The logic is seductive. A company that already owns the customer relationship can distribute financial products at near-zero marginal cost, and financial products carry margins the core business can only dream about. The airline makes more from its loyalty currency than its aircraft. The retailer's card book out-earns its shelves. Software firms discovered that moving their customers' money is stickier than storing their data.

The balance-sheet creep

The trouble with becoming a bank is that it happens gradually and then all at once. Credit risk arrives quietly, tucked inside "customer financing." Duration risk arrives inside the float. And the discipline that actual banks have had beaten into them by a century of failures — capital buffers, funding diversity, boring stress tests — tends to be exactly what the newcomers skipped.

Everyone wants the bank's margins. Nobody wants the bank's memories.

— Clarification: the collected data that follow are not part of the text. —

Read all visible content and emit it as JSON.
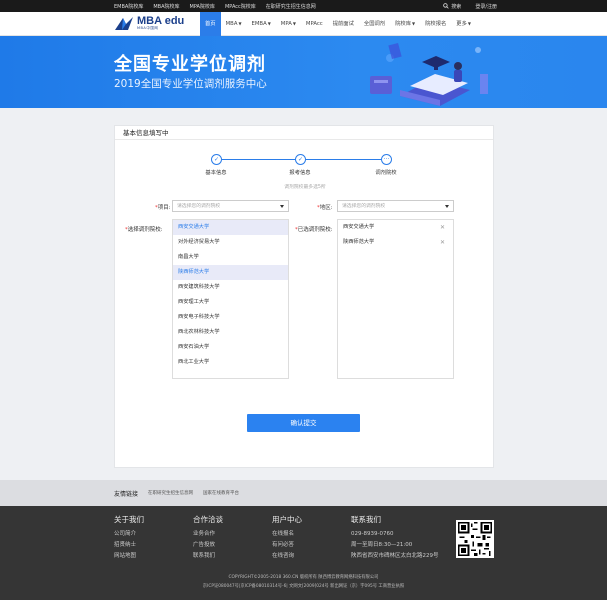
{
  "topbar": {
    "links": [
      "EMBA院校库",
      "MBA院校库",
      "MPA院校库",
      "MPAcc院校库",
      "在职研究生招生信息网"
    ],
    "search": "搜索",
    "login": "登录/注册"
  },
  "logo": {
    "name": "MBA edu",
    "sub": "MBA中国网"
  },
  "nav": {
    "items": [
      {
        "label": "首页",
        "active": true,
        "caret": false
      },
      {
        "label": "MBA",
        "caret": true
      },
      {
        "label": "EMBA",
        "caret": true
      },
      {
        "label": "MPA",
        "caret": true
      },
      {
        "label": "MPAcc",
        "caret": false
      },
      {
        "label": "提前面试",
        "caret": false
      },
      {
        "label": "全国调剂",
        "caret": false
      },
      {
        "label": "院校库",
        "caret": true
      },
      {
        "label": "院校报名",
        "caret": false
      },
      {
        "label": "更多",
        "caret": true
      }
    ]
  },
  "banner": {
    "title": "全国专业学位调剂",
    "subtitle": "2019全国专业学位调剂服务中心"
  },
  "form": {
    "title": "基本信息填写中",
    "steps": [
      "基本信息",
      "报考信息",
      "调剂院校"
    ],
    "hint": "调剂院校最多选5所",
    "project_label": "项目",
    "project_placeholder": "请选择您的调剂院校",
    "region_label": "地区",
    "region_placeholder": "请选择您的调剂院校",
    "choose_label": "选择调剂院校",
    "chosen_label": "已选调剂院校",
    "schools": [
      "西安交通大学",
      "对外经济贸易大学",
      "南昌大学",
      "陕西师范大学",
      "西安建筑科技大学",
      "西安理工大学",
      "西安电子科技大学",
      "西北农林科技大学",
      "西安石油大学",
      "西北工业大学"
    ],
    "selected_indices": [
      0,
      3
    ],
    "chosen": [
      "西安交通大学",
      "陕西师范大学"
    ],
    "submit": "确认提交"
  },
  "friend_links": {
    "heading": "友情链接",
    "links": [
      "在职研究生招生信息网",
      "国家在线教育平台"
    ]
  },
  "footer": {
    "cols": [
      {
        "title": "关于我们",
        "items": [
          "公司简介",
          "招贤纳士",
          "网站地图"
        ]
      },
      {
        "title": "合作洽谈",
        "items": [
          "业务合作",
          "广告投放",
          "联系我们"
        ]
      },
      {
        "title": "用户中心",
        "items": [
          "在线报名",
          "有问必答",
          "在线咨询"
        ]
      },
      {
        "title": "联系我们",
        "items": [
          "029-8939-0760",
          "周一至周日8:30—21:00",
          "陕西省西安市碑林区太白北路229号"
        ]
      }
    ],
    "copyright1": "COPYRIGHT©2005-2018 360.CN 版权所有 陕西博云教育网络科技有限公司",
    "copyright2": "京ICP证080047号|京ICP备08010314号-6| 文网文[2009]024号 新出网证（京）字095号 工商营业执照"
  }
}
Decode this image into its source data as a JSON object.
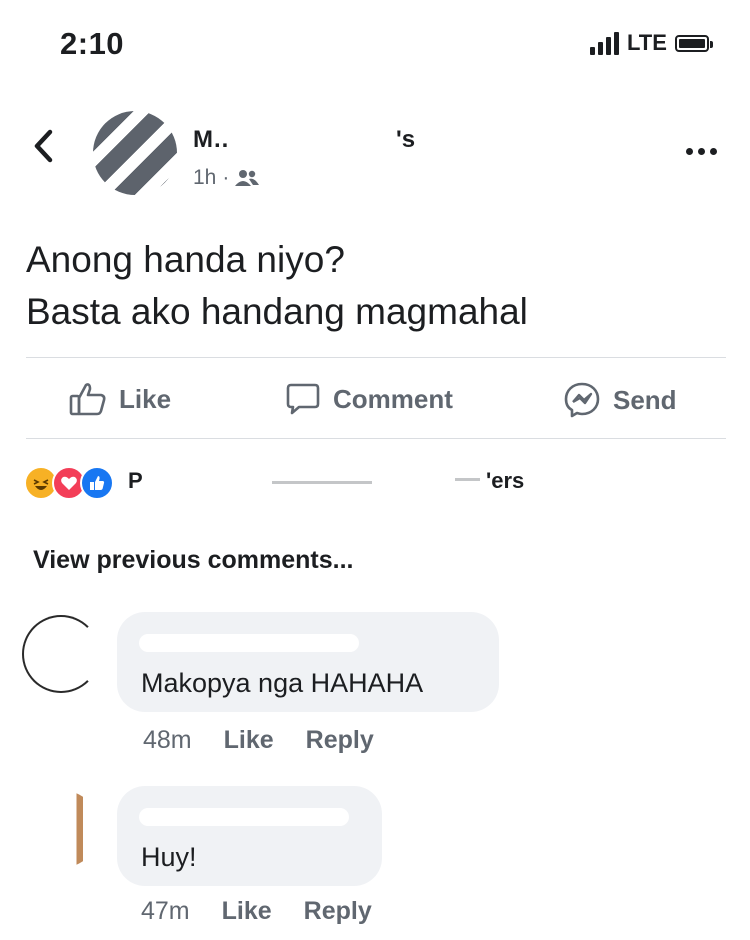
{
  "status_bar": {
    "time": "2:10",
    "network": "LTE"
  },
  "post": {
    "author": "M..",
    "author_suffix": "'s",
    "timestamp": "1h",
    "separator": "·",
    "audience_icon": "friends-icon",
    "text_lines": [
      "Anong handa niyo?",
      "Basta ako handang magmahal"
    ]
  },
  "actions": {
    "like": "Like",
    "comment": "Comment",
    "send": "Send"
  },
  "reactions": {
    "icons": [
      "haha",
      "love",
      "like"
    ],
    "summary_start": "P",
    "summary_end": "'ers"
  },
  "view_previous": "View previous comments...",
  "comments": [
    {
      "text": "Makopya nga HAHAHA",
      "time": "48m",
      "like": "Like",
      "reply": "Reply"
    },
    {
      "text": "Huy!",
      "time": "47m",
      "like": "Like",
      "reply": "Reply"
    }
  ],
  "colors": {
    "accent": "#1877f2",
    "love": "#f33e58",
    "haha": "#f7b125",
    "muted": "#606770",
    "bubble": "#f0f2f5"
  }
}
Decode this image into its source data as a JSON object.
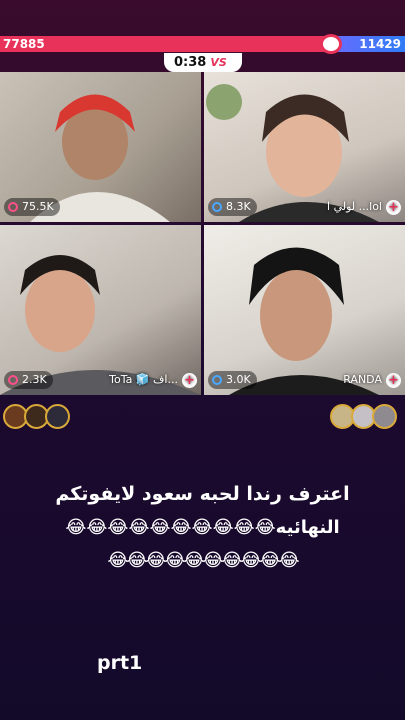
{
  "battle": {
    "score_left": "77885",
    "score_right": "11429",
    "timer": "0:38",
    "vs_label": "VS"
  },
  "tiles": [
    {
      "likes": "75.5K",
      "name": "",
      "badge_color": "#ff4f8a"
    },
    {
      "likes": "8.3K",
      "name": "لولي ا ...lol",
      "badge_color": "#49a8ff"
    },
    {
      "likes": "2.3K",
      "name": "ToTa 🧊 اف...",
      "badge_color": "#ff4f8a"
    },
    {
      "likes": "3.0K",
      "name": "RANDA",
      "badge_color": "#49a8ff"
    }
  ],
  "caption": {
    "line1": "اعترف رندا لحبه سعود لايفوتكم",
    "line2": "النهائيه😂😂😂😂😂😂😂😂😂😂",
    "line3": "😂😂😂😂😂😂😂😂😂😂"
  },
  "footer": {
    "part_label": "prt1"
  },
  "colors": {
    "red": "#e8325a",
    "blue": "#2f7cf6",
    "bg": "#1f0a30"
  }
}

Regulators, to their credit, have noticed; the perimeter of what counts as a "financial institution" widens a little every year. But regulation follows the map, and the map redraws itself faster than the surveyors can walk it.

Where it settles

The likely end state isn't catastrophe — it's consolidation. The firms treating finance as a product line, with real underwriting and real capital, will keep the margins. The ones treating it as a growth hack will donate a cautionary tale to the business-school curriculum, as tradition requires.

The customer, meanwhile, should enjoy the subsidy phase. When everyone wants to finance you, credit is briefly, gloriously cheap. It never stays that way. It never has.